Jak co roku powraca na agendę sprawa połowu makreli. W tym roku nie jest inaczej. Po raz kolejny Unia Europejska grozi Islandii sankcjami.
Podczas wczorajszych obrad w sprawie połowu ryb w Brukseli, Maria Damanaki, komisarz desygnowana ds. gospodarki morskiej i rybołówstwa, oświadczyła, że Unia Europejska będzie podejmować działania przeciwko Islandii i Wysp Owczych, jeśli limity połowu makreli nie zostaną zmniejszone w najbliższym czasie.
Premier Sigmundur David Gunnlaugsson i José Manuel Barroso, przewodniczący Komisji Europejskiej, spotkali się dziś rano by omówić spór o połów makreli.
Barroso powiedział, że Unia Europejska twierdzi, że islandzkie połowy zagrażają populacji makreli, co nie ma potwierdzenia, ponieważ wysokość łowionych makreli nie przekracza limitów określonych przez w EOG, WTO, czy w jakichkolwiek innych umowach spisanych przez Islandię z krajami Unii Europejskiej.
Premier Islandii jest sceptyczny, co do osiągnięcia porozumienia do końca lipca.
– Myślę, że jest mało prawdopodobne, aby zakończyć tę sprawę przed wyborami w Norwegii, choć jest oczywiste, że Islandczycy są skłonni do negocjacji i mają w rzeczywistości wiele do stracenia.

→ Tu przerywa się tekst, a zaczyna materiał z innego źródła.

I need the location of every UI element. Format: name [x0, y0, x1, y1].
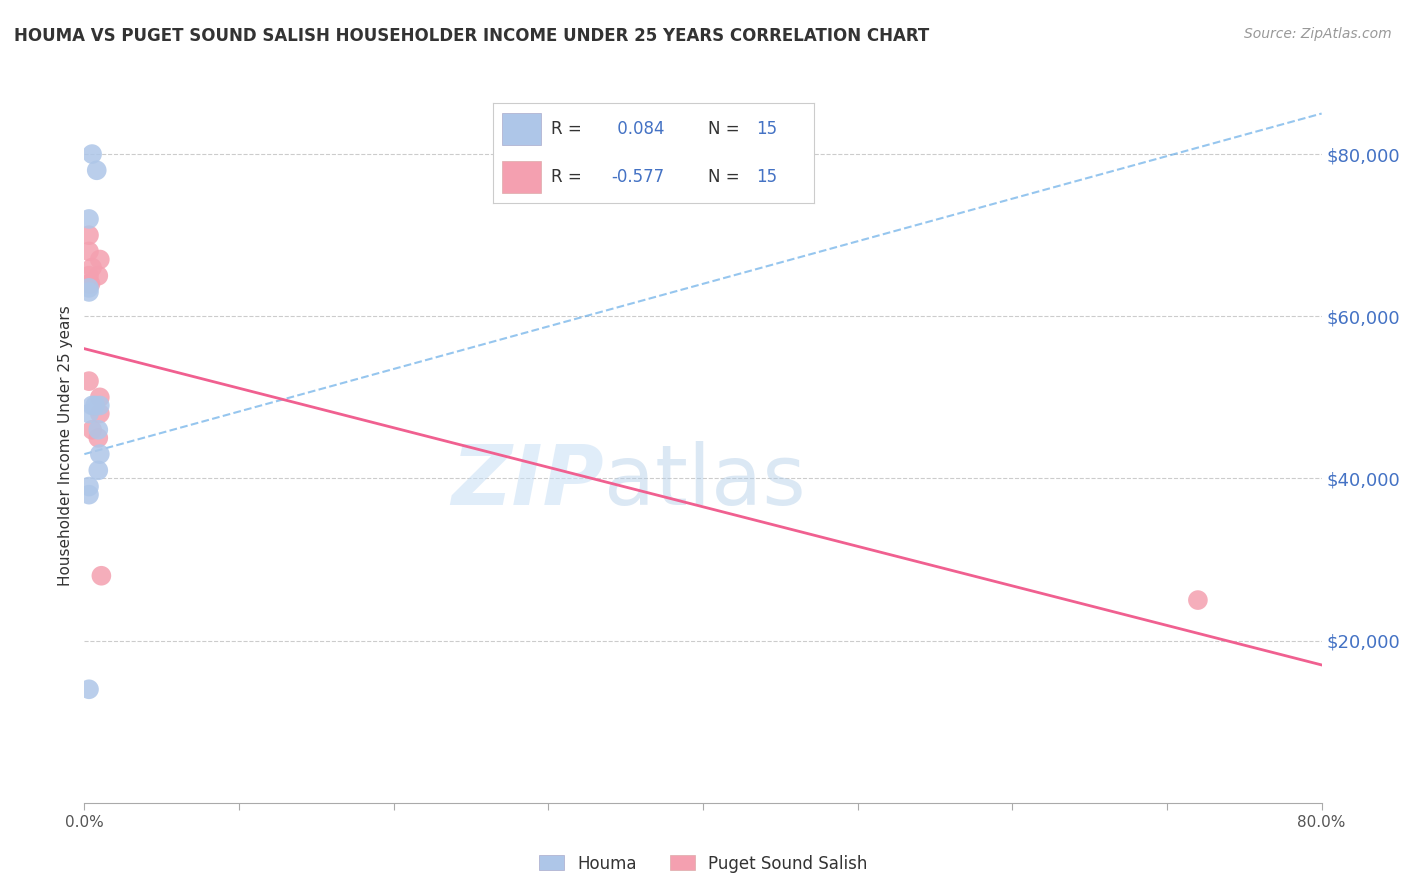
Point [84, 399, 107, 413]
Point [82, 399, 104, 413]
Text: Source: ZipAtlas.com: Source: ZipAtlas.com [1244, 27, 1392, 41]
Text: ZIP: ZIP [451, 442, 605, 522]
Point [89, 252, 111, 267]
Point [89, 407, 111, 421]
Point [87, 463, 110, 477]
Point [77, 374, 100, 388]
Point [77, 407, 100, 421]
Point [1187, 593, 1209, 607]
Point [89, 399, 111, 413]
Point [79, 277, 101, 291]
Point [89, 447, 111, 461]
Text: atlas: atlas [605, 442, 806, 522]
Point [90, 568, 112, 582]
Point [77, 228, 100, 243]
Point [82, 147, 104, 161]
Point [87, 431, 110, 445]
Point [82, 260, 104, 275]
Point [87, 423, 110, 437]
Point [77, 281, 100, 295]
Point [77, 268, 100, 283]
Point [77, 277, 100, 291]
Point [77, 682, 100, 697]
Point [77, 244, 100, 259]
Y-axis label: Householder Income Under 25 years: Householder Income Under 25 years [58, 306, 73, 586]
Text: HOUMA VS PUGET SOUND SALISH HOUSEHOLDER INCOME UNDER 25 YEARS CORRELATION CHART: HOUMA VS PUGET SOUND SALISH HOUSEHOLDER … [14, 27, 929, 45]
Point [77, 488, 100, 502]
Point [77, 211, 100, 226]
Point [82, 423, 104, 437]
Point [89, 390, 111, 404]
Point [86, 163, 108, 178]
Legend: Houma, Puget Sound Salish: Houma, Puget Sound Salish [531, 848, 875, 880]
Point [87, 268, 110, 283]
Point [77, 479, 100, 493]
Point [77, 285, 100, 299]
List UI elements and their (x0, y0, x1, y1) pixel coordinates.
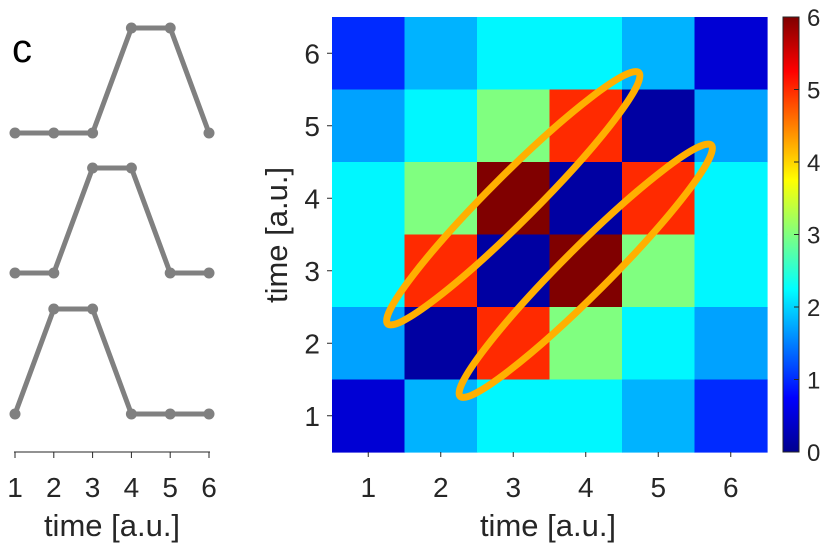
heatmap-cell (549, 234, 623, 308)
heatmap-cell (622, 307, 696, 381)
heatmap-cell (404, 379, 478, 453)
x-tick-label: 6 (201, 472, 217, 503)
heatmap-cell (622, 17, 696, 91)
colorbar-tick-label: 3 (807, 223, 820, 250)
x-tick-label: 1 (7, 472, 23, 503)
colorbar: 0 1 2 3 4 5 6 (782, 5, 820, 467)
line-point (9, 408, 21, 420)
heatmap-cell (694, 89, 768, 163)
line-point (48, 303, 60, 315)
line-point (164, 267, 176, 279)
x-tick-label: 2 (433, 472, 449, 503)
x-tick-label: 4 (578, 472, 594, 503)
line-series (12, 306, 212, 417)
colorbar-ticks: 0 1 2 3 4 5 6 (794, 5, 820, 467)
y-tick-label: 5 (304, 111, 320, 142)
heatmap-cell (332, 17, 406, 91)
heatmap-cell (622, 234, 696, 308)
heatmap-chart: 1 2 3 4 5 6 1 2 3 4 5 6 time [a.u.] time [a.u.] (259, 17, 768, 543)
heatmap-cell (477, 234, 551, 308)
panel-label: c (12, 27, 32, 71)
line-point (164, 408, 176, 420)
line-point (48, 127, 60, 139)
heatmap-cells (332, 17, 768, 453)
line-point (125, 22, 137, 34)
heatmap-x-ticks: 1 2 3 4 5 6 (360, 452, 739, 503)
line-point (48, 267, 60, 279)
line-point (203, 127, 215, 139)
line-point (9, 267, 21, 279)
line-point (164, 22, 176, 34)
heatmap-y-axis-label: time [a.u.] (259, 167, 294, 303)
heatmap-cell (477, 379, 551, 453)
colorbar-tick-label: 1 (807, 368, 820, 395)
heatmap-cell (549, 162, 623, 236)
heatmap-cell (549, 307, 623, 381)
heatmap-cell (622, 89, 696, 163)
heatmap-cell (477, 162, 551, 236)
x-tick-label: 5 (650, 472, 666, 503)
line-point (125, 162, 137, 174)
heatmap-cell (404, 307, 478, 381)
colorbar-tick-label: 5 (807, 78, 820, 105)
heatmap-cell (404, 162, 478, 236)
heatmap-cell (477, 17, 551, 91)
heatmap-cell (332, 162, 406, 236)
line-series (12, 165, 212, 276)
heatmap-cell (694, 307, 768, 381)
line-point (9, 127, 21, 139)
heatmap-cell (404, 89, 478, 163)
heatmap-cell (549, 379, 623, 453)
heatmap-cell (332, 307, 406, 381)
colorbar-tick-label: 2 (807, 295, 820, 322)
x-tick-label: 3 (85, 472, 101, 503)
y-tick-label: 2 (304, 328, 320, 359)
x-tick-label: 2 (46, 472, 62, 503)
x-tick-label: 6 (723, 472, 739, 503)
heatmap-cell (622, 379, 696, 453)
line-series-group (9, 22, 215, 420)
y-tick-label: 6 (304, 38, 320, 69)
colorbar-tick-label: 6 (807, 5, 820, 32)
heatmap-cell (332, 379, 406, 453)
x-tick-label: 1 (360, 472, 376, 503)
heatmap-cell (332, 89, 406, 163)
line-point (87, 303, 99, 315)
y-tick-label: 3 (304, 256, 320, 287)
heatmap-cell (694, 379, 768, 453)
line-point (87, 127, 99, 139)
x-tick-label: 5 (162, 472, 178, 503)
heatmap-cell (694, 234, 768, 308)
line-point (203, 267, 215, 279)
line-series (12, 25, 212, 136)
highlight-ellipses (383, 68, 716, 401)
heatmap-cell (694, 162, 768, 236)
x-tick-label: 4 (124, 472, 140, 503)
y-tick-label: 1 (304, 401, 320, 432)
line-point (203, 408, 215, 420)
heatmap-y-ticks: 1 2 3 4 5 6 (304, 38, 332, 432)
line-point (87, 162, 99, 174)
line-point (125, 408, 137, 420)
heatmap-cell (549, 17, 623, 91)
colorbar-tick-label: 0 (807, 440, 820, 467)
colorbar-tick-label: 4 (807, 150, 820, 177)
highlight-ellipse (383, 68, 644, 329)
heatmap-cell (694, 17, 768, 91)
line-plot-x-axis-label: time [a.u.] (44, 508, 180, 543)
heatmap-cell (332, 234, 406, 308)
highlight-ellipse (455, 140, 716, 401)
heatmap-cell (404, 17, 478, 91)
heatmap-cell (477, 89, 551, 163)
x-tick-label: 3 (505, 472, 521, 503)
heatmap-x-axis-label: time [a.u.] (480, 508, 616, 543)
y-tick-label: 4 (304, 183, 320, 214)
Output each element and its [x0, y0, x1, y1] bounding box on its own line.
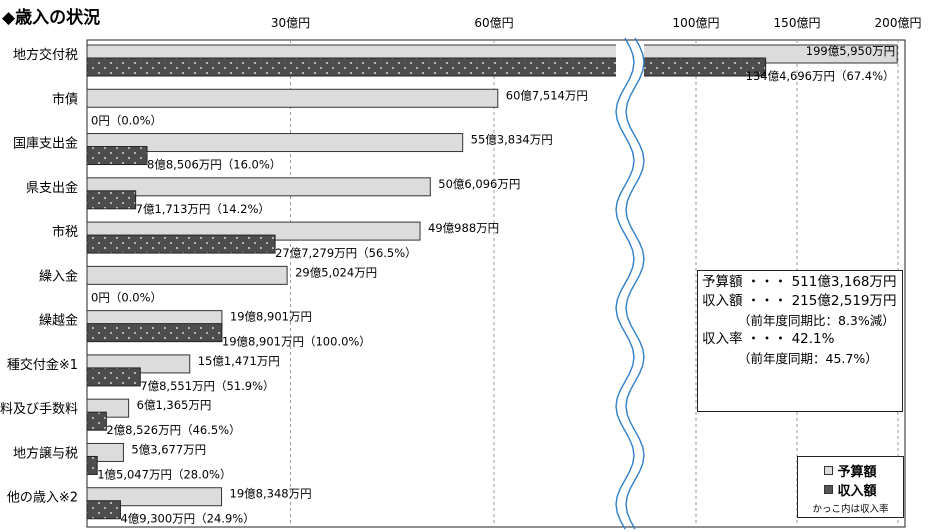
category-label: 市債	[52, 91, 78, 107]
revenue-value-label: 0円（0.0%）	[91, 290, 162, 304]
revenue-value-label: 19億8,901万円（100.0%）	[222, 335, 371, 349]
category-label: 繰入金	[39, 268, 78, 284]
budget-value-label: 199億5,950万円	[806, 44, 895, 58]
summary-revenue: 収入額 ・・・ 215億2,519万円	[702, 293, 897, 309]
legend-budget: 予算額	[798, 461, 903, 480]
category-label: 地方交付税	[13, 47, 78, 63]
x-tick-label: 200億円	[875, 16, 922, 30]
category-label: 繰越金	[39, 313, 78, 329]
revenue-bar	[86, 367, 141, 387]
category-label: 他の歳入※2	[7, 491, 78, 506]
budget-value-label: 5億3,677万円	[131, 442, 206, 456]
revenue-value-label: 27億7,279万円（56.5%）	[275, 246, 417, 260]
summary-prev-rate: （前年度同期：45.7%）	[738, 351, 878, 366]
revenue-value-label: 7億8,551万円（51.9%）	[140, 379, 274, 393]
revenue-bar	[86, 455, 98, 475]
summary-box: 予算額 ・・・ 511億3,168万円 収入額 ・・・ 215億2,519万円 …	[697, 270, 903, 412]
x-tick-label: 30億円	[271, 16, 310, 30]
budget-value-label: 6億1,365万円	[137, 398, 212, 412]
budget-value-label: 60億7,514万円	[506, 88, 588, 102]
summary-budget: 予算額 ・・・ 511億3,168万円	[702, 274, 897, 290]
legend-budget-swatch	[824, 466, 834, 475]
revenue-value-label: 0円（0.0%）	[91, 113, 162, 127]
revenue-value-label: 2億8,526万円（46.5%）	[106, 423, 240, 437]
budget-bar	[86, 265, 288, 285]
legend-revenue-swatch	[824, 485, 834, 494]
category-label: 国庫支出金	[13, 136, 78, 152]
category-label: 市税	[52, 224, 78, 240]
category-label: 県支出金	[26, 180, 78, 196]
budget-value-label: 19億8,348万円	[230, 487, 312, 501]
axis-break-line	[625, 37, 645, 530]
revenue-value-label: 134億4,696万円（67.4%）	[746, 69, 895, 83]
category-label: 種交付金※1	[7, 357, 78, 373]
budget-value-label: 29億5,024万円	[295, 265, 377, 279]
chart-title: ◆歳入の状況	[2, 7, 100, 28]
budget-bar	[86, 88, 499, 108]
budget-bar	[86, 133, 464, 153]
axis-break-gap	[616, 41, 644, 526]
x-tick-label: 150億円	[774, 16, 821, 30]
legend-budget-label: 予算額	[837, 465, 877, 480]
revenue-bar	[86, 234, 276, 254]
revenue-value-label: 8億8,506万円（16.0%）	[147, 158, 281, 172]
revenue-bar	[86, 146, 148, 166]
category-label: 料及び手数料	[0, 402, 78, 417]
summary-yoy: （前年度同期比：8.3%減）	[738, 313, 895, 328]
legend-revenue: 収入額	[798, 480, 903, 499]
legend-revenue-label: 収入額	[837, 484, 877, 499]
axis-break-line	[615, 37, 635, 530]
revenue-value-label: 1億5,047万円（28.0%）	[97, 467, 231, 481]
x-tick-label: 60億円	[474, 16, 513, 30]
revenue-bar	[86, 190, 137, 210]
chart-legend: 予算額 収入額 かっこ内は収入率	[797, 456, 904, 518]
revenue-value-label: 7億1,713万円（14.2%）	[136, 202, 270, 216]
summary-rate: 収入率 ・・・ 42.1%	[702, 331, 835, 347]
budget-value-label: 50億6,096万円	[438, 177, 520, 191]
legend-note: かっこ内は収入率	[812, 504, 889, 515]
budget-value-label: 19億8,901万円	[230, 310, 312, 324]
budget-value-label: 49億988万円	[428, 221, 499, 235]
revenue-value-label: 4億9,300万円（24.9%）	[120, 512, 254, 526]
x-tick-label: 100億円	[673, 16, 720, 30]
budget-value-label: 55億3,834万円	[471, 133, 553, 147]
revenue-bar	[86, 411, 107, 431]
budget-value-label: 15億1,471万円	[198, 354, 280, 368]
revenue-bar	[86, 500, 121, 520]
category-label: 地方譲与税	[13, 445, 78, 461]
revenue-bar	[86, 57, 767, 77]
revenue-bar	[86, 323, 223, 343]
budget-bar	[86, 177, 431, 197]
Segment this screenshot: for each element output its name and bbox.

Sprawa dotycząca limitów w zakresie połowu makreli przez kraje skandynawskie powraca rokrocznie niczym bumerang. Zastanawiające jest, że limity określone przez instytucje z ramienia Unii Europejskiej są w ostatecznym rozrachunku wciąż niezadowalające dla władz europejskich i sprawa makreli notorycznie mąci spokój islandzkich i nie tylko, rybaków.